Grassia era scomparso nel giugno 2025, quando i militari si erano presentati a casa sua per un normale controllo. Da allora si era rifugiato proprio nel cuore del territorio controllato dal suo clan, mantenendo contatti e cercando di rafforzare la sua influenza criminale. I carabinieri, coordinati dalla Direzione Distrettuale Antimafia, lo hanno scovato tra le strade affollate di Napoli Est, in un’operazione fulminea che ha messo fine a una latitanza che aveva paralizzato l’attenzione pubblica.

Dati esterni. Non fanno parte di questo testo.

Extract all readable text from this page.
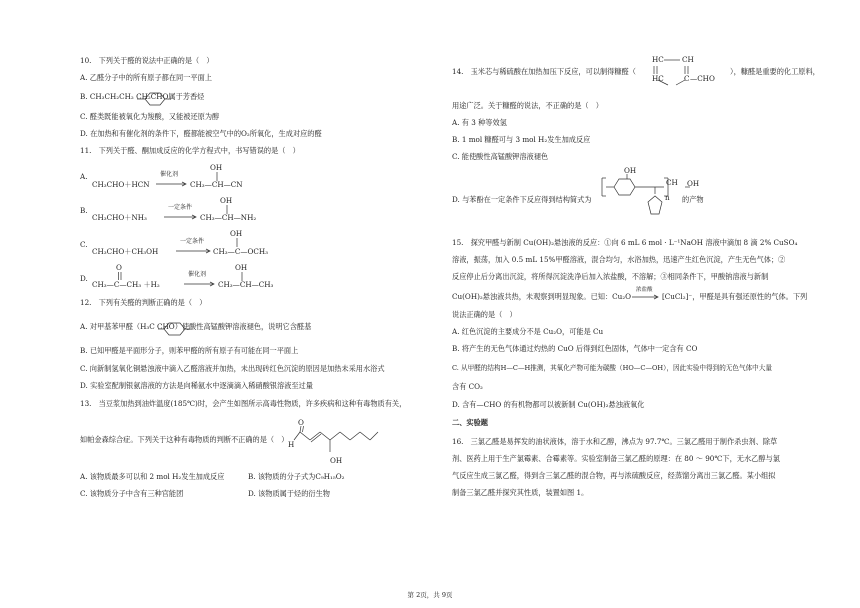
10.　下列关于醛的说法中正确的是（　）
A. 乙醛分子中的所有原子都在同一平面上
B. CH₃CH₂CH₂ CH₂CHO属于芳香烃
C. 醛类既能被氧化为羧酸，又能被还原为醇
D. 在加热和有催化剂的条件下，醛都能被空气中的O₂所氧化，生成对应的醛
11.　下列关于醛、酮加成反应的化学方程式中，书写错误的是（　）
A.
CH₃CHO＋HCN
催化剂
OH
CH₃—CH—CN
B.
CH₃CHO＋NH₃
一定条件
OH
CH₃—CH—NH₂
C.
CH₃CHO＋CH₃OH
一定条件
OH
CH₃—C—OCH₃
D.
O
CH₃—C—CH₃ ＋H₂
催化剂
OH
CH₃—CH—CH₃
12.　下列有关醛的判断正确的是（　）
A. 对甲基苯甲醛（H₃C CHO）使酸性高锰酸钾溶液褪色，说明它含醛基
B. 已知甲醛是平面形分子，则苯甲醛的所有原子有可能在同一平面上
C. 向新制氢氧化铜悬浊液中滴入乙醛溶液并加热，未出现砖红色沉淀的原因是加热未采用水浴式
D. 实验室配制银氨溶液的方法是向稀氨水中逐滴滴入稀硝酸银溶液至过量
13.　当豆浆加热到油炸温度(185℃)时，会产生如图所示高毒性物质，许多疾病和这种有毒物质有关，
如帕金森综合症。下列关于这种有毒物质的判断不正确的是（　）
H
O
OH
A. 该物质最多可以和 2 mol H₂发生加成反应	B. 该物质的分子式为C₉H₁₅O₂
C. 该物质分子中含有三种官能团	D. 该物质属于烃的衍生物
HC	CH
HC	C —CHO
14.　玉米芯与稀硫酸在加热加压下反应，可以制得糠醛（	），糠醛是重要的化工原料，
用途广泛。关于糠醛的说法，不正确的是（　）
A. 有 3 种等效氢
B. 1 mol 糠醛可与 3 mol H₂发生加成反应
C. 能使酸性高锰酸钾溶液褪色
D. 与苯酚在一定条件下反应得到结构简式为
OH
CH OH
n 的产物
15.　探究甲醛与新制 Cu(OH)₂悬浊液的反应：①向 6 mL 6 mol · L⁻¹NaOH 溶液中滴加 8 滴 2% CuSO₄
溶液，振荡，加入 0.5 mL 15%甲醛溶液，混合均匀，水浴加热，迅速产生红色沉淀，产生无色气体；②
反应停止后分离出沉淀，将所得沉淀洗净后加入浓盐酸，不溶解；③相同条件下，甲酸钠溶液与新制
Cu(OH)₂悬浊液共热，未观察到明显现象。已知：Cu₂O
浓盐酸
[CuCl₂]⁻，甲醛是具有强还原性的气体。下列
说法正确的是（　）
A. 红色沉淀的主要成分不是 Cu₂O，可能是 Cu
B. 将产生的无色气体通过灼热的 CuO 后得到红色固体，气体中一定含有 CO
C. 从甲醛的结构H—C—H推测，其氧化产物可能为碳酸（HO—C—OH），因此实验中得到的无色气体中大量
含有 CO₂
D. 含有—CHO 的有机物都可以被新制 Cu(OH)₂悬浊液氧化
二、实验题
16.　三氯乙醛是易挥发的油状液体，溶于水和乙醇，沸点为 97.7℃。三氯乙醛用于制作杀虫剂、除草
剂、医药上用于生产氯霉素、合霉素等。实验室制备三氯乙醛的原理：在 80 ～ 90℃下，无水乙醇与氯
气反应生成三氯乙醛，得到含三氯乙醛的混合物，再与浓硫酸反应，经蒸馏分离出三氯乙醛。某小组拟
制备三氯乙醛并探究其性质，装置如图 1。
第 2页，共 9页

Ma l’arresto di Grassia non segna solo la fine di una fuga. È l’inizio di una nuova fase di indagini: le autorità sono ora sulle tracce di chi lo ha aiutato a nascondersi. “Stiamo ricostruendo la sua rete di protezione”, conferma la stessa fonte, lasciando intendere che ci siano molti nomi da rivelare.

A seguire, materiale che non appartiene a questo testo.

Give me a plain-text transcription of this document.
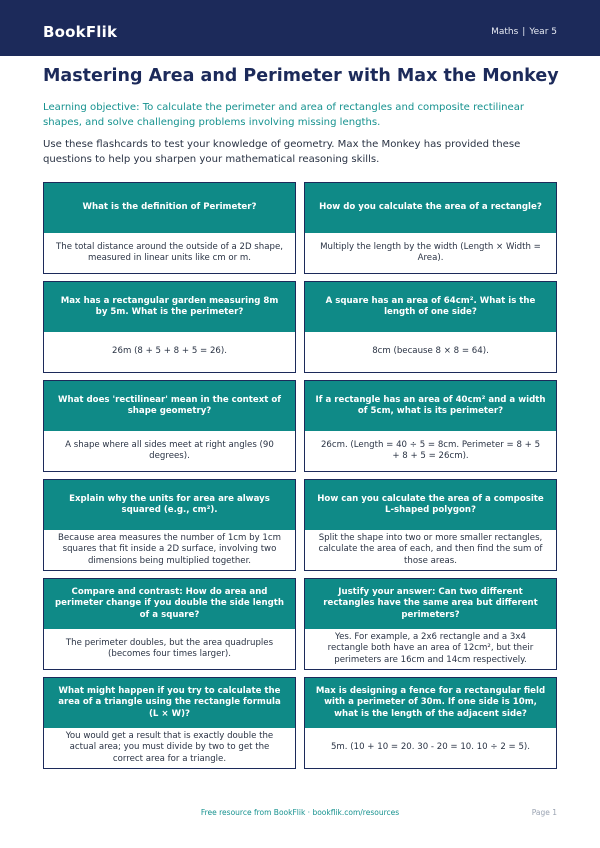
BookFlik	Maths | Year 5
Mastering Area and Perimeter with Max the Monkey

Learning objective: To calculate the perimeter and area of rectangles and composite rectilinear shapes, and solve challenging problems involving missing lengths.

Use these flashcards to test your knowledge of geometry. Max the Monkey has provided these questions to help you sharpen your mathematical reasoning skills.

What is the definition of Perimeter?
The total distance around the outside of a 2D shape, measured in linear units like cm or m.
How do you calculate the area of a rectangle?
Multiply the length by the width (Length × Width = Area).
Max has a rectangular garden measuring 8m by 5m. What is the perimeter?
26m (8 + 5 + 8 + 5 = 26).
A square has an area of 64cm². What is the length of one side?
8cm (because 8 × 8 = 64).
What does 'rectilinear' mean in the context of shape geometry?
A shape where all sides meet at right angles (90 degrees).
If a rectangle has an area of 40cm² and a width of 5cm, what is its perimeter?
26cm. (Length = 40 ÷ 5 = 8cm. Perimeter = 8 + 5 + 8 + 5 = 26cm).
Explain why the units for area are always squared (e.g., cm²).
Because area measures the number of 1cm by 1cm squares that fit inside a 2D surface, involving two dimensions being multiplied together.
How can you calculate the area of a composite L-shaped polygon?
Split the shape into two or more smaller rectangles, calculate the area of each, and then find the sum of those areas.
Compare and contrast: How do area and perimeter change if you double the side length of a square?
The perimeter doubles, but the area quadruples (becomes four times larger).
Justify your answer: Can two different rectangles have the same area but different perimeters?
Yes. For example, a 2x6 rectangle and a 3x4 rectangle both have an area of 12cm², but their perimeters are 16cm and 14cm respectively.
What might happen if you try to calculate the area of a triangle using the rectangle formula (L × W)?
You would get a result that is exactly double the actual area; you must divide by two to get the correct area for a triangle.
Max is designing a fence for a rectangular field with a perimeter of 30m. If one side is 10m, what is the length of the adjacent side?
5m. (10 + 10 = 20. 30 - 20 = 10. 10 ÷ 2 = 5).
Free resource from BookFlik · bookflik.com/resources	Page 1
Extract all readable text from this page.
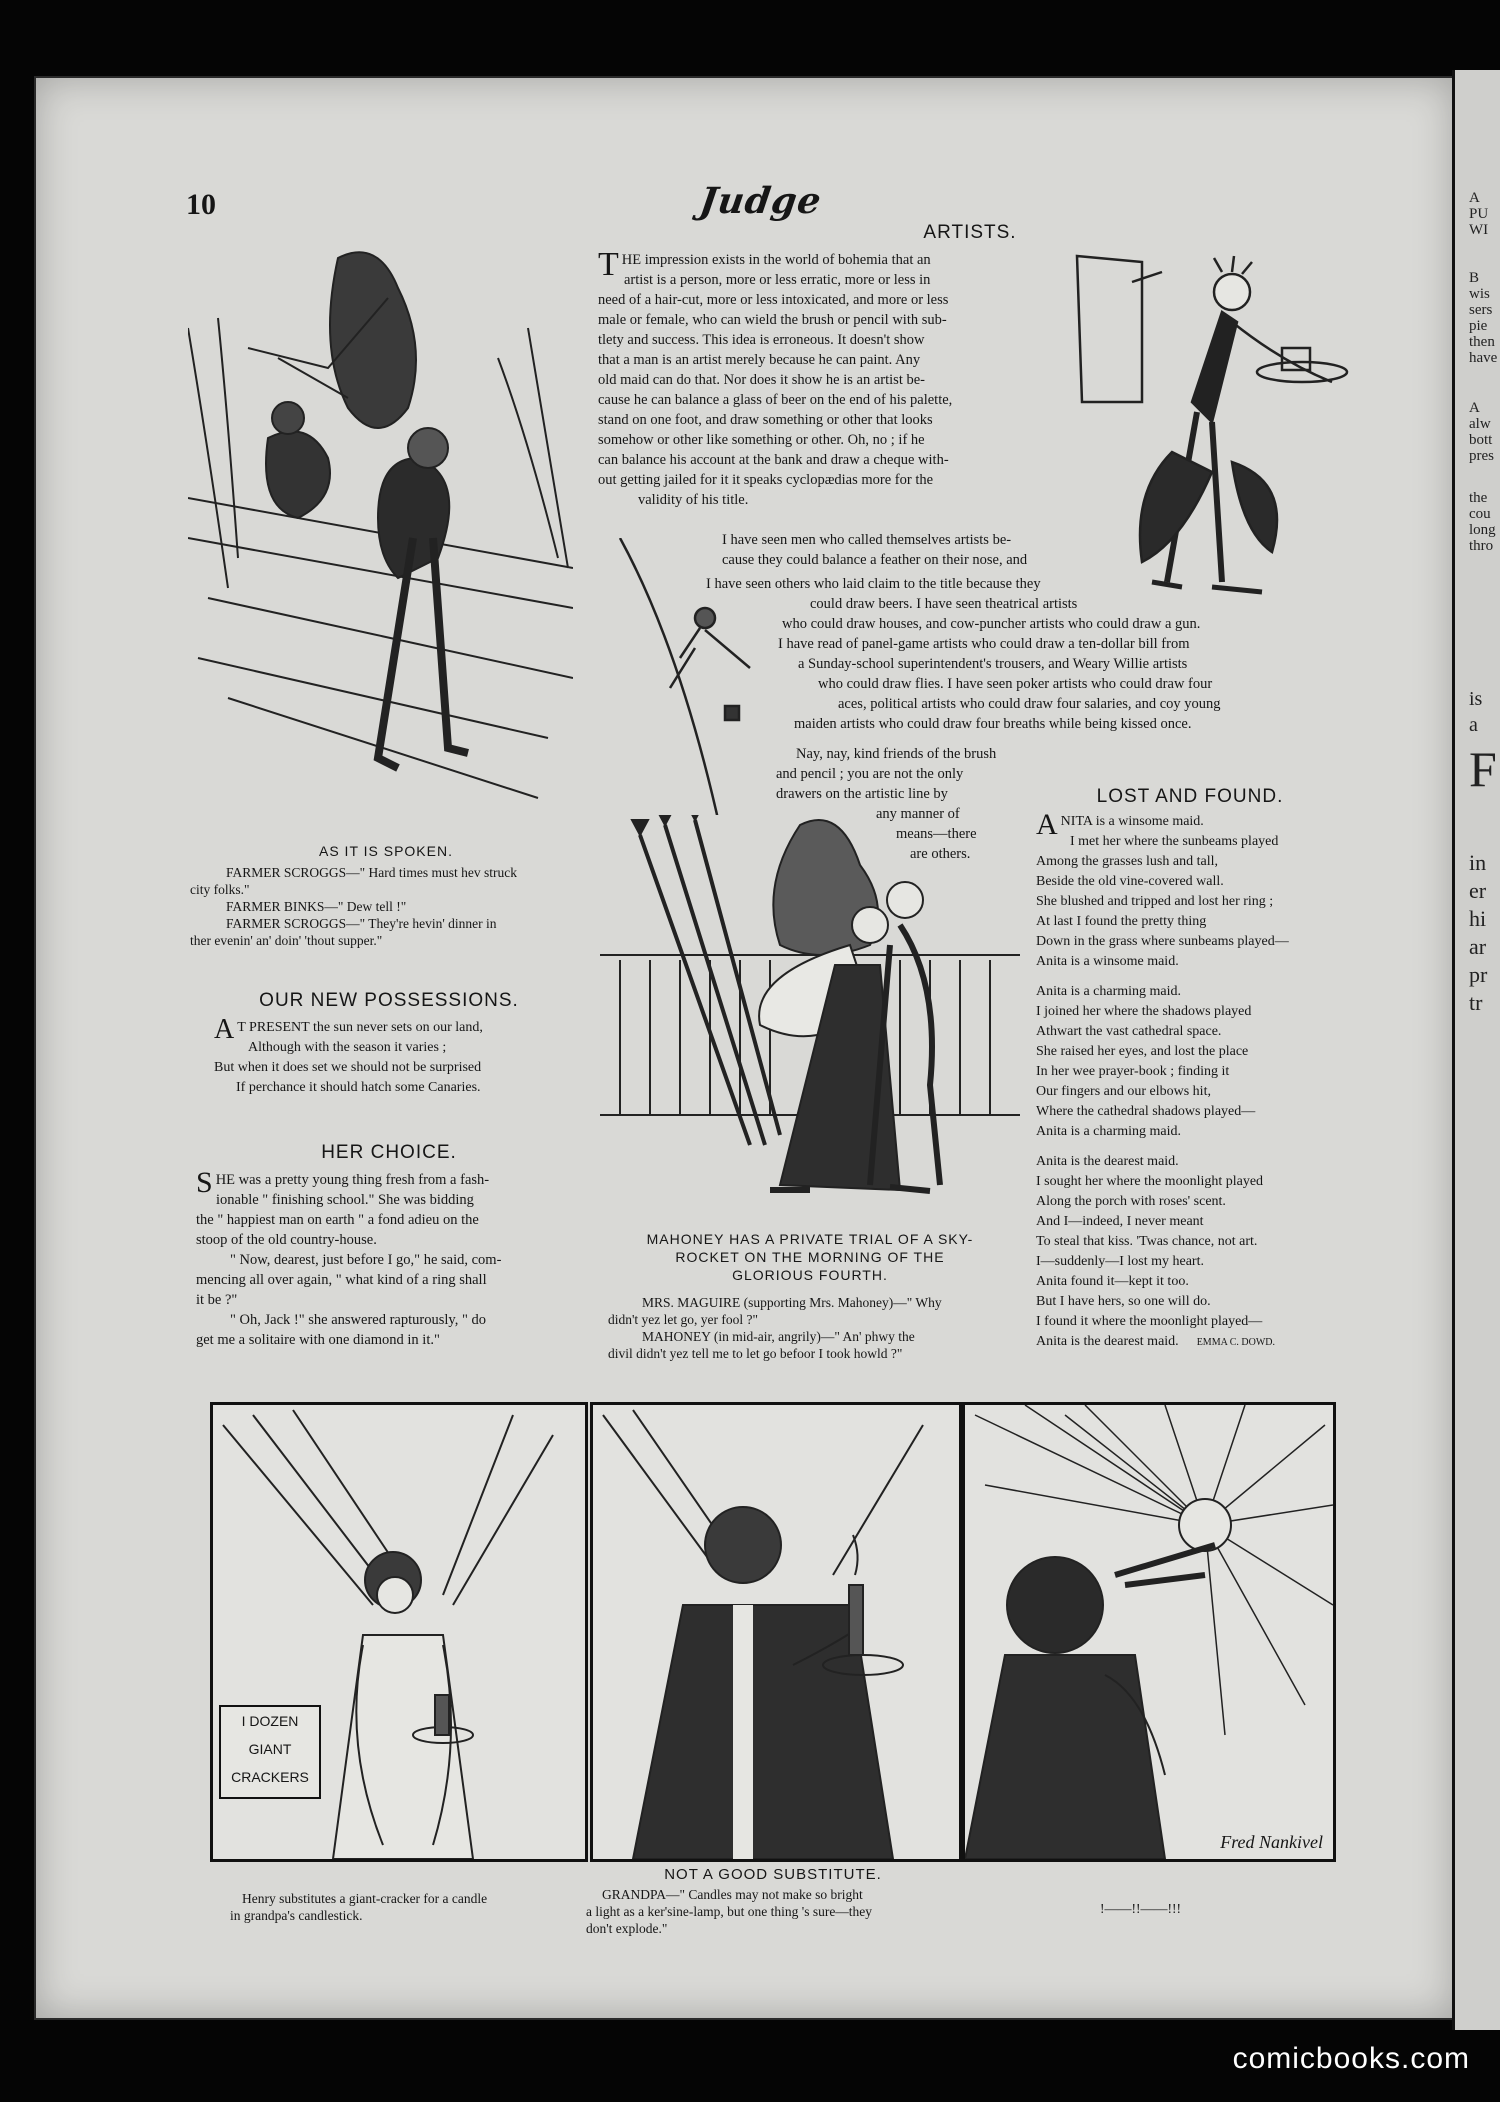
A
PU
WI
B
wis
sers
pie
then
have
A
alw
bott
pres
the
cou
long
thro
is
a
F
in
er
hi
ar
pr
tr
10	Judge
ARTISTS.
THE impression exists in the world of bohemia that an
artist is a person, more or less erratic, more or less in
need of a hair-cut, more or less intoxicated, and more or less
male or female, who can wield the brush or pencil with sub-
tlety and success. This idea is erroneous. It doesn't show
that a man is an artist merely because he can paint. Any
old maid can do that. Nor does it show he is an artist be-
cause he can balance a glass of beer on the end of his palette,
stand on one foot, and draw something or other that looks
somehow or other like something or other. Oh, no ; if he
can balance his account at the bank and draw a cheque with-
out getting jailed for it it speaks cyclopædias more for the
validity of his title.
I have seen men who called themselves artists be-
cause they could balance a feather on their nose, and
I have seen others who laid claim to the title because they
could draw beers. I have seen theatrical artists
who could draw houses, and cow-puncher artists who could draw a gun.
I have read of panel-game artists who could draw a ten-dollar bill from
a Sunday-school superintendent's trousers, and Weary Willie artists
who could draw flies. I have seen poker artists who could draw four
aces, political artists who could draw four salaries, and coy young
maiden artists who could draw four breaths while being kissed once.
Nay, nay, kind friends of the brush
and pencil ; you are not the only
drawers on the artistic line by
any manner of
means—there
are others.
AS IT IS SPOKEN.
FARMER SCROGGS—" Hard times must hev struck
city folks."
FARMER BINKS—" Dew tell !"
FARMER SCROGGS—" They're hevin' dinner in
ther evenin' an' doin' 'thout supper."
OUR NEW POSSESSIONS.
A T PRESENT the sun never sets on our land,
Although with the season it varies ;
But when it does set we should not be surprised
If perchance it should hatch some Canaries.
HER CHOICE.
SHE was a pretty young thing fresh from a fash-
ionable " finishing school." She was bidding
the " happiest man on earth " a fond adieu on the
stoop of the old country-house.
" Now, dearest, just before I go," he said, com-
mencing all over again, " what kind of a ring shall
it be ?"
" Oh, Jack !" she answered rapturously, " do
get me a solitaire with one diamond in it."
MAHONEY HAS A PRIVATE TRIAL OF A SKY-
ROCKET ON THE MORNING OF THE
GLORIOUS FOURTH.
MRS. MAGUIRE (supporting Mrs. Mahoney)—" Why
didn't yez let go, yer fool ?"
MAHONEY (in mid-air, angrily)—" An' phwy the
divil didn't yez tell me to let go befoor I took howld ?"
LOST AND FOUND.
ANITA is a winsome maid.
I met her where the sunbeams played
Among the grasses lush and tall,
Beside the old vine-covered wall.
She blushed and tripped and lost her ring ;
At last I found the pretty thing
Down in the grass where sunbeams played—
Anita is a winsome maid.
Anita is a charming maid.
I joined her where the shadows played
Athwart the vast cathedral space.
She raised her eyes, and lost the place
In her wee prayer-book ; finding it
Our fingers and our elbows hit,
Where the cathedral shadows played—
Anita is a charming maid.
Anita is the dearest maid.
I sought her where the moonlight played
Along the porch with roses' scent.
And I—indeed, I never meant
To steal that kiss. 'Twas chance, not art.
I—suddenly—I lost my heart.
Anita found it—kept it too.
But I have hers, so one will do.
I found it where the moonlight played—
Anita is the dearest maid. EMMA C. DOWD.
I DOZEN
GIANT
CRACKERS
Fred Nankivel
NOT A GOOD SUBSTITUTE.
Henry substitutes a giant-cracker for a candle
in grandpa's candlestick.
GRANDPA—" Candles may not make so bright
a light as a ker'sine-lamp, but one thing 's sure—they
don't explode."
!——!!——!!!
comicbooks.com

Il Clan Rinaldi, radicato nel rione Villa di San Giovanni, è uno dei gruppi più attivi della camorra. Estorsioni, traffico di droga e affari illeciti sono all’ordine del giorno, e gli scontri con i clan rivali, in particolare con i Mazzarella, gettano un’ombra inquietante su questa zona di Napoli.
Biografia criminale di Grassia? Ricca di successi illeciti. Nato nel 1963 a Napoli, è considerato un pezzo grosso della famiglia Rinaldi, spesso al centro delle operazioni antimafia. Già arrestato in passato per estorsione, il suo nome continua a riaffiorare in molteplici inchieste. Gli investigatori sono convinti che abbia avuto un ruolo cruciale nella gestione delle estorsioni e nel controllo del territorio.
L’arresto swing in un contesto di operazioni che hanno già portato a numerosi colpi contro il clan Rinaldi. ConGrassia dietro le sbarre, le autorità sono decise a disarticolare la struttura del clan e a smantellare la rete di fiancheggiatori che ha permesso al boss di sopravvivere in clandestinità. “Ogni mossa conta”, commenta un investigatore, sottolineando l’importanza di affrettare il passo prima che il clan possa rialzarsi.
Ma la domanda rimane: quali altri segreti nasconde il Clan Rinaldi? Con Grassia in manette, Napoli guarda al domani, in attesa di scoprire chi agirà nell’ombra e quali saranno le reazioni nel tumultuoso mondo della camorra.